Born in Turin in 1929,

Riccardo Licata finished his studies in Venice, attending the art school and the Academy of Fine Arts.

Thanks to his great talents, he obtained a scholarship to experiment in Paris with the technique of color engraving and new techniques that were developing around this kind of language.

At the same time he was called as assistant to Gino Severini at the Ecole d’Art Italienne de Paris.

Adheres to the movement

Riccardo Licata 1972
Riccardo Licata 1972

He held this role until 1961, the year in which he was appointed professor of mosaic at the Ecole Nationale de Paris, where he remained until 1995.

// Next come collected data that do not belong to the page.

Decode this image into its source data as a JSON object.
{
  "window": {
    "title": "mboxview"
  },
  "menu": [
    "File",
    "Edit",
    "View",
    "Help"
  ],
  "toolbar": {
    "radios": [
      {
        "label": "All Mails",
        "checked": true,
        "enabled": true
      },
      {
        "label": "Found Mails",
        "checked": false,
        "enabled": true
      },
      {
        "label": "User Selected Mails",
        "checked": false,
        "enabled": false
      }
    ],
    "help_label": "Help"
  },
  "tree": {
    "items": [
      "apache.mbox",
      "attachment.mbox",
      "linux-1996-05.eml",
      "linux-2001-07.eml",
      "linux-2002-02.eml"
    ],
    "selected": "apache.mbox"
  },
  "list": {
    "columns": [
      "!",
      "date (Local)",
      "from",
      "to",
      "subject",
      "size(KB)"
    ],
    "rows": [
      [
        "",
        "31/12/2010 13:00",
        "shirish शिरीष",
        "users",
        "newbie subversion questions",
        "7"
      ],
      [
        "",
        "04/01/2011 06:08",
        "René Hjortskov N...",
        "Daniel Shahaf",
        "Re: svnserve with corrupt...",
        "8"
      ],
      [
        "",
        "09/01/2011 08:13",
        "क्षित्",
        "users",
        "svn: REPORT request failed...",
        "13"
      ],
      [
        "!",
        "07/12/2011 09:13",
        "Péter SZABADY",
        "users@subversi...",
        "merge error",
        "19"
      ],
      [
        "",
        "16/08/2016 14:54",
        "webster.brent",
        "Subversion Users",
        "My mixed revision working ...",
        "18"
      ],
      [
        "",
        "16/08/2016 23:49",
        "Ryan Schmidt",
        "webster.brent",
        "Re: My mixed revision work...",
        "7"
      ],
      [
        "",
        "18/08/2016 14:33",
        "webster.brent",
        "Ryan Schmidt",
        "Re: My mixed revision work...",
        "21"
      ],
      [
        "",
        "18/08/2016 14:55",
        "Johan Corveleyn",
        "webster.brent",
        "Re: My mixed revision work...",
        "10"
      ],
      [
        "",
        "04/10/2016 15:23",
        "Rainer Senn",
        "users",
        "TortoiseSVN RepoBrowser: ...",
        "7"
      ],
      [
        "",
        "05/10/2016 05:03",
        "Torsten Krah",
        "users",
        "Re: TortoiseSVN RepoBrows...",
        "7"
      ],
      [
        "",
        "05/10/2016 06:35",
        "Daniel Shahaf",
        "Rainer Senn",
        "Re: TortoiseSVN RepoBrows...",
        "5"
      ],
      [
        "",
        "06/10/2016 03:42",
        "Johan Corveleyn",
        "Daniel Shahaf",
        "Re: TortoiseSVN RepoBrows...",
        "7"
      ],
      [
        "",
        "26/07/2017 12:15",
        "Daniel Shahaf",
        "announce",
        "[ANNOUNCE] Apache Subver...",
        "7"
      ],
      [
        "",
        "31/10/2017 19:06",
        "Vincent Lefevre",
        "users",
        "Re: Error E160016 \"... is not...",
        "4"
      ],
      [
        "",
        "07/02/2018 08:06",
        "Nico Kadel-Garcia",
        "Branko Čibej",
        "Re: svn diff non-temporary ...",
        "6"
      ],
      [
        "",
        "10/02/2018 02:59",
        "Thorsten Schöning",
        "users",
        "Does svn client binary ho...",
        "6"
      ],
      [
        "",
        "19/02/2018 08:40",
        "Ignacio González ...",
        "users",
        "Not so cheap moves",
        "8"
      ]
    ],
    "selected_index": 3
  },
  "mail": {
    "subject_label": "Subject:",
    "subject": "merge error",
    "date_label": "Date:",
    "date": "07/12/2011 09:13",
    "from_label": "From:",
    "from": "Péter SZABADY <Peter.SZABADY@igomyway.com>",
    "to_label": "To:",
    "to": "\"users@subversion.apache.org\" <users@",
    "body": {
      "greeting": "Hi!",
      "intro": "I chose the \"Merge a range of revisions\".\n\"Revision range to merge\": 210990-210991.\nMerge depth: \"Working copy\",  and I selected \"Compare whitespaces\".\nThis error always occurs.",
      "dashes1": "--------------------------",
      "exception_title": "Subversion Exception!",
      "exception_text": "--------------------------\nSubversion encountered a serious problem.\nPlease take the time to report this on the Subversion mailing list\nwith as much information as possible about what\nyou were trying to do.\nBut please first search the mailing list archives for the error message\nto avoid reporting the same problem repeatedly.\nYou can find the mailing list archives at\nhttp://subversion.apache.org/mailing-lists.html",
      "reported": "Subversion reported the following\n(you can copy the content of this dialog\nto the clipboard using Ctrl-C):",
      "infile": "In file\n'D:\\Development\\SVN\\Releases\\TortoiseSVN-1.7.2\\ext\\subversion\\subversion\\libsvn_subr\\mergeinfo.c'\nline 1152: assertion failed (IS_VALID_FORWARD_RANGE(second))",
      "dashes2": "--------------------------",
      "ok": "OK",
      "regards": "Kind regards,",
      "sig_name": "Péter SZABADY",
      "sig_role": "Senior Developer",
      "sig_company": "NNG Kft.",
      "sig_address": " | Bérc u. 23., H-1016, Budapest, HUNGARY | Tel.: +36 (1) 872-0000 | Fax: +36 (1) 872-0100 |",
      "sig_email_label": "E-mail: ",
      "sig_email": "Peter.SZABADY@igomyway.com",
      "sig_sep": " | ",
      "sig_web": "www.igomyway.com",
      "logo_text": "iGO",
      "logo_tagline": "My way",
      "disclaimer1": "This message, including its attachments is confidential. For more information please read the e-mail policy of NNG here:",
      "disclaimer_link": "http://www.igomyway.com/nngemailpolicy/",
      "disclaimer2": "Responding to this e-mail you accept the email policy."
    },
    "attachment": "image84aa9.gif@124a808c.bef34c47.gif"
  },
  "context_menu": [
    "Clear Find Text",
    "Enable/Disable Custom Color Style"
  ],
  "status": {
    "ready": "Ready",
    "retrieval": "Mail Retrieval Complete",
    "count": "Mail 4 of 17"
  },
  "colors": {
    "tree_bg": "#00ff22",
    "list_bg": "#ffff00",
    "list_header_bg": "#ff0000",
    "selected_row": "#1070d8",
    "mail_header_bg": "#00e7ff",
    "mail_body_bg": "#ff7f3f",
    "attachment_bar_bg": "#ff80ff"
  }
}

He flanked his academic career with his artistic career, ranging from painting to sculpture, to mosaic and scenography: the distinctive feature of his language was a sort of alphabet made up of symbols and graphic elements which he himself called “letters imaginaries”, which he assembles into his works giving life to graphic-pictorial tales.

Art critics and historians from different nations and age groups have dealt with and are concerned with his work.

His works are exposed in the museums of modern art in Belluno, Chicago, Florence, Milan, Moscow, Mulhouse, New York, Paris, Pescara, Reggio Emilia, Stuttgart, Turin, Warsaw, Venice, Vienna. In the permanent collection of the Ministry for Cultural Heritage and Activities and in the itinerant collection of the INAC, the National Institute of Contemporary Art.

He died in Venice on February 19, 2014.